C'était Marbella avant Gil

Anonim

La plage du mythique Marbella Club

La plage du mythique Marbella Club

L'évolution de Marbella, d'un village agricole à un refuge pour princes et princesses , a, pour beaucoup, une auréole romantique. Il est presque possible de fictionnaliser l'arrivée dans cet Eden de Ricardo Soriano , "aristocrate excentrique et playboy" - la citation vient de l'hôtel Club Marbella - qui est tombé amoureux de sa côte vierge sans même la voir, séduit par les paroles d'un propriétaire terrien qui l'a tenté avec les charmes de la vie méditerranéenne.

C'était avant, bien avant l'arrivée de Gil. Le maire de Marbella de 1991 à 2002 est aujourd'hui, 14 ans après sa mort, inopinément « in ». La raison ? : La première de le pionnier, un documentaire de HBO qui tourne autour de son personnage controversé et qui sortira sur la plateforme le 7 juillet. Mais à quoi ressemblait la Mecque de la jet set avant l'arrivée de Gil ?

"MARBELLA N'ÉTAIT RIEN JUSQU'À L'ARRIVÉE DE GIL"
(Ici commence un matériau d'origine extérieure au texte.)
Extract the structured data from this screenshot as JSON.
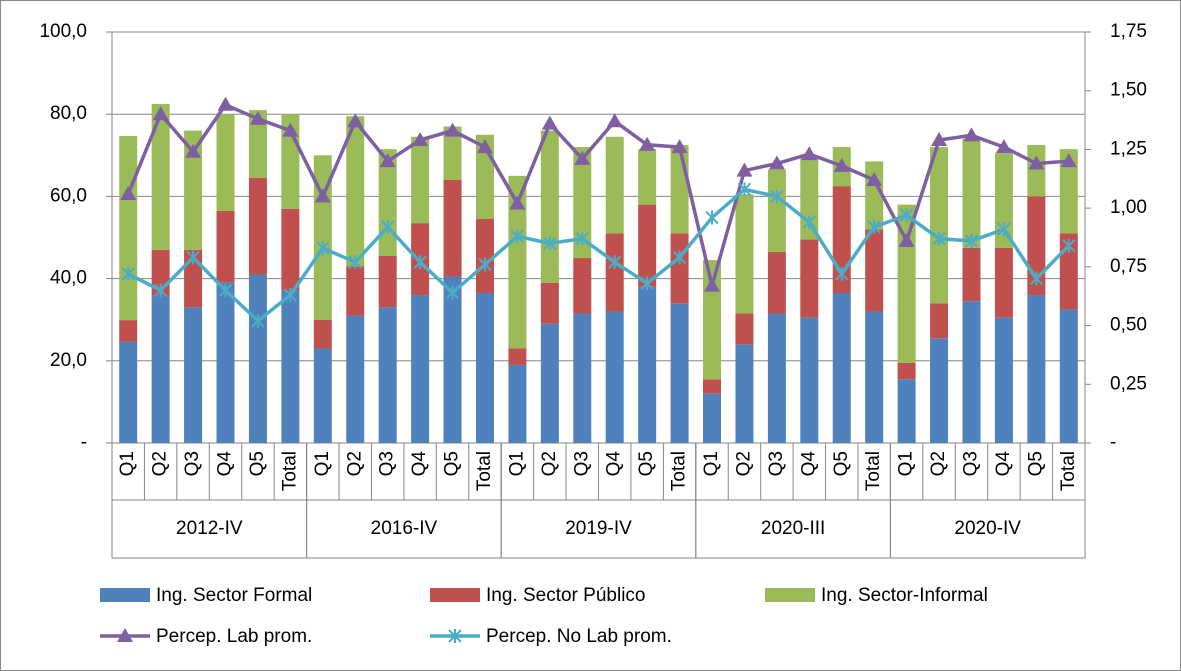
{
  "chart_data": {
    "type": "bar",
    "categories": [
      "Q1",
      "Q2",
      "Q3",
      "Q4",
      "Q5",
      "Total",
      "Q1",
      "Q2",
      "Q3",
      "Q4",
      "Q5",
      "Total",
      "Q1",
      "Q2",
      "Q3",
      "Q4",
      "Q5",
      "Total",
      "Q1",
      "Q2",
      "Q3",
      "Q4",
      "Q5",
      "Total",
      "Q1",
      "Q2",
      "Q3",
      "Q4",
      "Q5",
      "Total"
    ],
    "groups": [
      "2012-IV",
      "2016-IV",
      "2019-IV",
      "2020-III",
      "2020-IV"
    ],
    "ylim": [
      0,
      100
    ],
    "yticks": [
      {
        "value": 0,
        "label": "-"
      },
      {
        "value": 20,
        "label": "20,0"
      },
      {
        "value": 40,
        "label": "40,0"
      },
      {
        "value": 60,
        "label": "60,0"
      },
      {
        "value": 80,
        "label": "80,0"
      },
      {
        "value": 100,
        "label": "100,0"
      }
    ],
    "y2lim": [
      0,
      1.75
    ],
    "y2ticks": [
      {
        "value": 0,
        "label": "-"
      },
      {
        "value": 0.25,
        "label": "0,25"
      },
      {
        "value": 0.5,
        "label": "0,50"
      },
      {
        "value": 0.75,
        "label": "0,75"
      },
      {
        "value": 1,
        "label": "1,00"
      },
      {
        "value": 1.25,
        "label": "1,25"
      },
      {
        "value": 1.5,
        "label": "1,50"
      },
      {
        "value": 1.75,
        "label": "1,75"
      }
    ],
    "grid": true,
    "series": [
      {
        "name": "Ing. Sector Formal",
        "type": "bar",
        "color": "#4f81bd",
        "values": [
          24.6,
          36,
          33,
          39,
          41,
          37,
          23,
          31,
          33,
          36,
          40.5,
          36.5,
          19,
          29,
          31.5,
          32,
          38,
          34,
          12,
          24,
          31.5,
          30.5,
          36.5,
          32,
          15.5,
          25.5,
          34.5,
          30.5,
          36,
          32.5
        ]
      },
      {
        "name": "Ing. Sector Público",
        "type": "bar",
        "color": "#c0504d",
        "values": [
          5.3,
          11,
          14,
          17.5,
          23.5,
          20,
          7,
          12,
          12.5,
          17.5,
          23.5,
          18,
          4,
          10,
          13.5,
          19,
          20,
          17,
          3.5,
          7.5,
          15,
          19,
          26,
          20,
          4,
          8.5,
          13,
          17,
          24,
          18.5
        ]
      },
      {
        "name": "Ing. Sector-Informal",
        "type": "bar",
        "color": "#9bbb59",
        "values": [
          44.8,
          35.5,
          29,
          23.5,
          16.5,
          23,
          40,
          36.5,
          26,
          21,
          13,
          20.5,
          42,
          37,
          27,
          23.5,
          13.5,
          21.5,
          29,
          29,
          20,
          20.5,
          9.5,
          16.5,
          38.5,
          38,
          26.5,
          23,
          12.5,
          20.5
        ]
      },
      {
        "name": "Percep. Lab prom.",
        "type": "line",
        "axis": "y2",
        "marker": "triangle",
        "color": "#7e5fa1",
        "values": [
          1.06,
          1.4,
          1.24,
          1.44,
          1.38,
          1.33,
          1.05,
          1.37,
          1.2,
          1.29,
          1.33,
          1.26,
          1.02,
          1.36,
          1.21,
          1.37,
          1.27,
          1.26,
          0.67,
          1.16,
          1.19,
          1.23,
          1.18,
          1.12,
          0.86,
          1.29,
          1.31,
          1.26,
          1.19,
          1.2
        ]
      },
      {
        "name": "Percep. No Lab prom.",
        "type": "line",
        "axis": "y2",
        "marker": "asterisk",
        "color": "#4bacc6",
        "values": [
          0.72,
          0.65,
          0.79,
          0.65,
          0.52,
          0.63,
          0.83,
          0.77,
          0.92,
          0.77,
          0.64,
          0.76,
          0.88,
          0.85,
          0.87,
          0.77,
          0.68,
          0.79,
          0.96,
          1.08,
          1.05,
          0.94,
          0.72,
          0.92,
          0.97,
          0.87,
          0.86,
          0.91,
          0.7,
          0.84
        ]
      }
    ]
  }
}
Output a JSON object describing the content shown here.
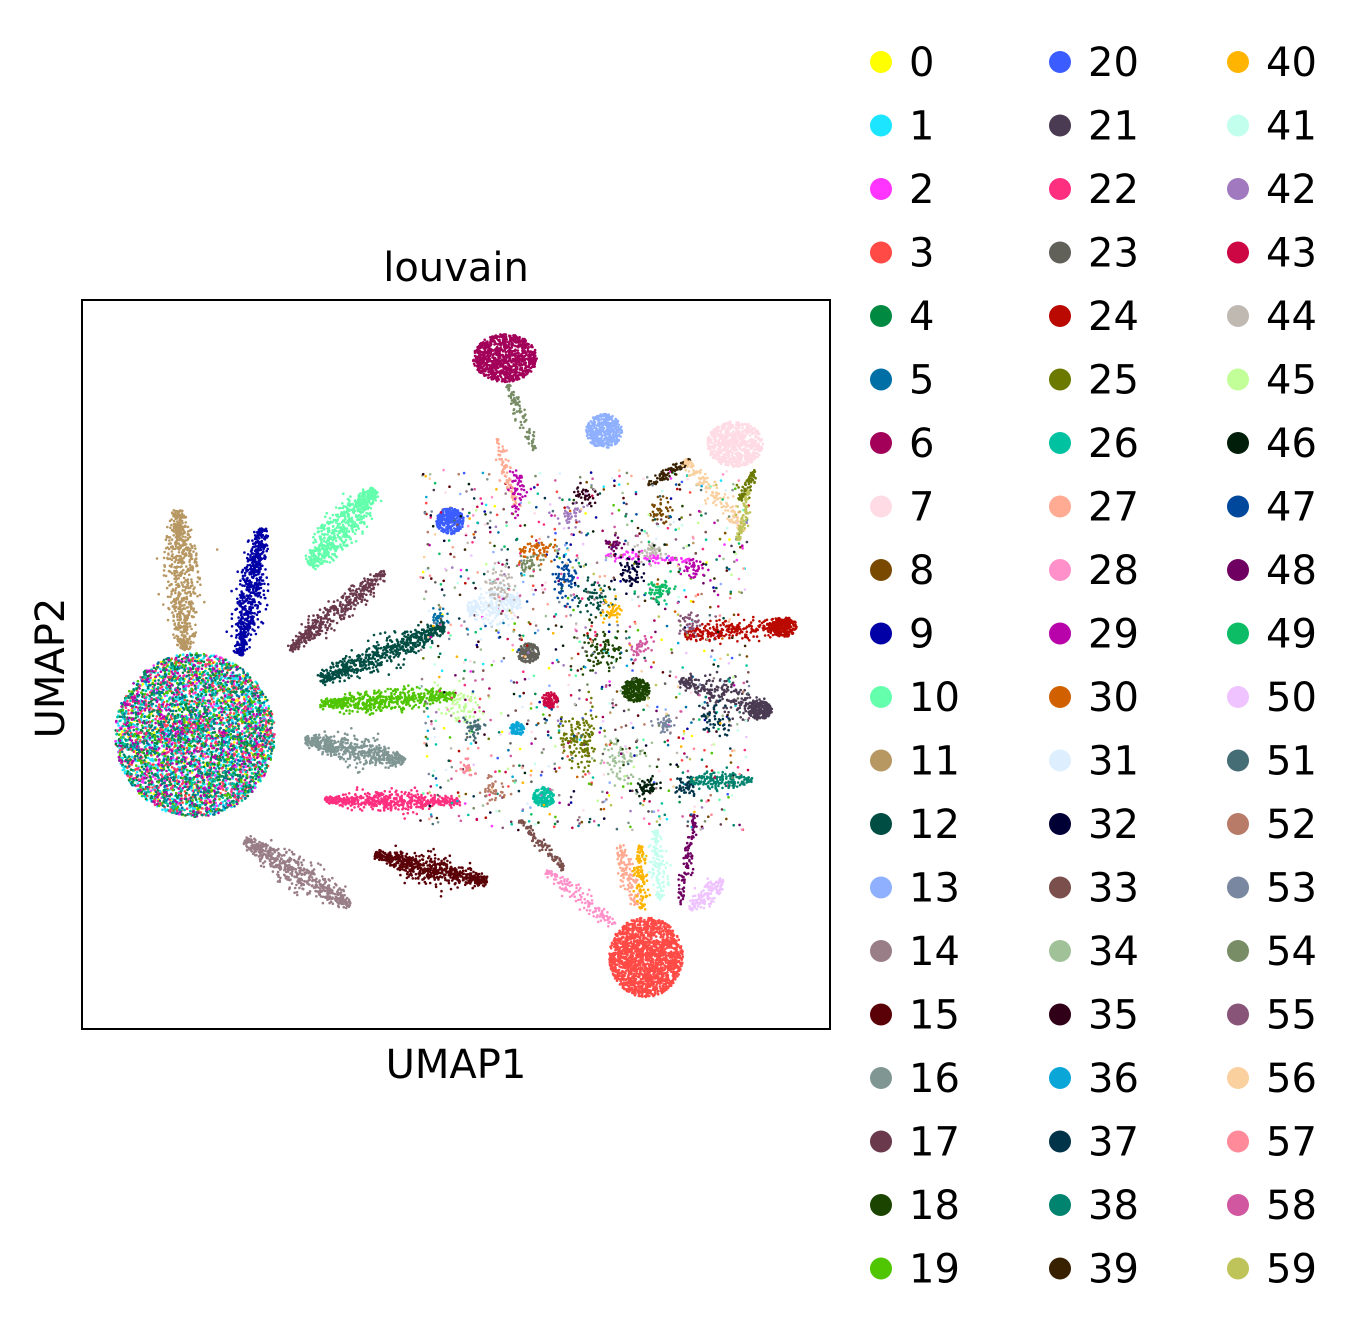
{
  "chart_data": {
    "type": "scatter",
    "title": "louvain",
    "xlabel": "UMAP1",
    "ylabel": "UMAP2",
    "x_ticks": "none",
    "y_ticks": "none",
    "grid": false,
    "legend_position": "right, outside plot, 3 columns",
    "legend": [
      {
        "label": "0",
        "color": "#ffff00"
      },
      {
        "label": "1",
        "color": "#1ce6ff"
      },
      {
        "label": "2",
        "color": "#ff34ff"
      },
      {
        "label": "3",
        "color": "#ff4a46"
      },
      {
        "label": "4",
        "color": "#008941"
      },
      {
        "label": "5",
        "color": "#006fa6"
      },
      {
        "label": "6",
        "color": "#a30059"
      },
      {
        "label": "7",
        "color": "#ffdbe5"
      },
      {
        "label": "8",
        "color": "#7a4900"
      },
      {
        "label": "9",
        "color": "#0000a6"
      },
      {
        "label": "10",
        "color": "#63ffac"
      },
      {
        "label": "11",
        "color": "#b79762"
      },
      {
        "label": "12",
        "color": "#004d43"
      },
      {
        "label": "13",
        "color": "#8fb0ff"
      },
      {
        "label": "14",
        "color": "#997d87"
      },
      {
        "label": "15",
        "color": "#5a0007"
      },
      {
        "label": "16",
        "color": "#809693"
      },
      {
        "label": "17",
        "color": "#6a3a4c"
      },
      {
        "label": "18",
        "color": "#1b4400"
      },
      {
        "label": "19",
        "color": "#4fc601"
      },
      {
        "label": "20",
        "color": "#3b5dff"
      },
      {
        "label": "21",
        "color": "#4a3b53"
      },
      {
        "label": "22",
        "color": "#ff2f80"
      },
      {
        "label": "23",
        "color": "#61615a"
      },
      {
        "label": "24",
        "color": "#ba0900"
      },
      {
        "label": "25",
        "color": "#6b7900"
      },
      {
        "label": "26",
        "color": "#00c2a0"
      },
      {
        "label": "27",
        "color": "#ffaa92"
      },
      {
        "label": "28",
        "color": "#ff90c9"
      },
      {
        "label": "29",
        "color": "#b903aa"
      },
      {
        "label": "30",
        "color": "#d16100"
      },
      {
        "label": "31",
        "color": "#ddefff"
      },
      {
        "label": "32",
        "color": "#000035"
      },
      {
        "label": "33",
        "color": "#7b4f4b"
      },
      {
        "label": "34",
        "color": "#a1c299"
      },
      {
        "label": "35",
        "color": "#300018"
      },
      {
        "label": "36",
        "color": "#0aa6d8"
      },
      {
        "label": "37",
        "color": "#013349"
      },
      {
        "label": "38",
        "color": "#00846f"
      },
      {
        "label": "39",
        "color": "#372101"
      },
      {
        "label": "40",
        "color": "#ffb500"
      },
      {
        "label": "41",
        "color": "#c2ffed"
      },
      {
        "label": "42",
        "color": "#a079bf"
      },
      {
        "label": "43",
        "color": "#cc0744"
      },
      {
        "label": "44",
        "color": "#c0b9b2"
      },
      {
        "label": "45",
        "color": "#c2ff99"
      },
      {
        "label": "46",
        "color": "#001e09"
      },
      {
        "label": "47",
        "color": "#00489c"
      },
      {
        "label": "48",
        "color": "#6f0062"
      },
      {
        "label": "49",
        "color": "#0cbd66"
      },
      {
        "label": "50",
        "color": "#eec3ff"
      },
      {
        "label": "51",
        "color": "#456d75"
      },
      {
        "label": "52",
        "color": "#b77b68"
      },
      {
        "label": "53",
        "color": "#7a87a1"
      },
      {
        "label": "54",
        "color": "#788d66"
      },
      {
        "label": "55",
        "color": "#885578"
      },
      {
        "label": "56",
        "color": "#fad09f"
      },
      {
        "label": "57",
        "color": "#ff8a9a"
      },
      {
        "label": "58",
        "color": "#d157a0"
      },
      {
        "label": "59",
        "color": "#bec459"
      }
    ]
  }
}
« Sans aucun fondement historique, il a été excessivement courant d'entendre au cours des dernières décennies que Marbella, jusqu'à récemment, n'avait été caractérisée que comme un charmant petit village de pêcheurs. Les gilistes évoquaient, dès qu'ils le pouvaient, cette fausse image qui oscille sans doute entre un lyrisme romanesque et excessif sur la vie de marin et un désir manifeste de discréditer le passé de la ville sur la base de l'hypothèse trompeuse qui lie la pêche à la pauvreté, la marginalité, l'analphabétisme et la rareté culturelle ».

qui parle ainsi est Curro Machuca , un historien de Marbella très critique à l'égard de l'administration de Gil, qui dément le cliché selon lequel « Marbella n'était rien avant l'arrivée de Gil ». « Il y en a, directement lié au sujet précédent, un autre encore plus pervers : si Marbella est connue, s'il y a quelque chose d'intéressant touristique dans cette ville, c'est grâce à l'engagement désintéressé que Jesús Gil a fait pour elle . Il a donné son temps, son argent et toutes ses forces pour rien."

Même si, comme Machuca le reconnaît lui-même, il est vrai que, jusqu'au milieu des années 1950, Marbella était une ville agricole peu peuplée, elle était l'irruption du tourisme -qui en peu de temps a fini par devenir la principale activité économique de la ville- qui a radicalement transformé son apparence. Et cela s'est produit plusieurs décennies avant même que Gil ne pose les yeux sur la Costa del Sol.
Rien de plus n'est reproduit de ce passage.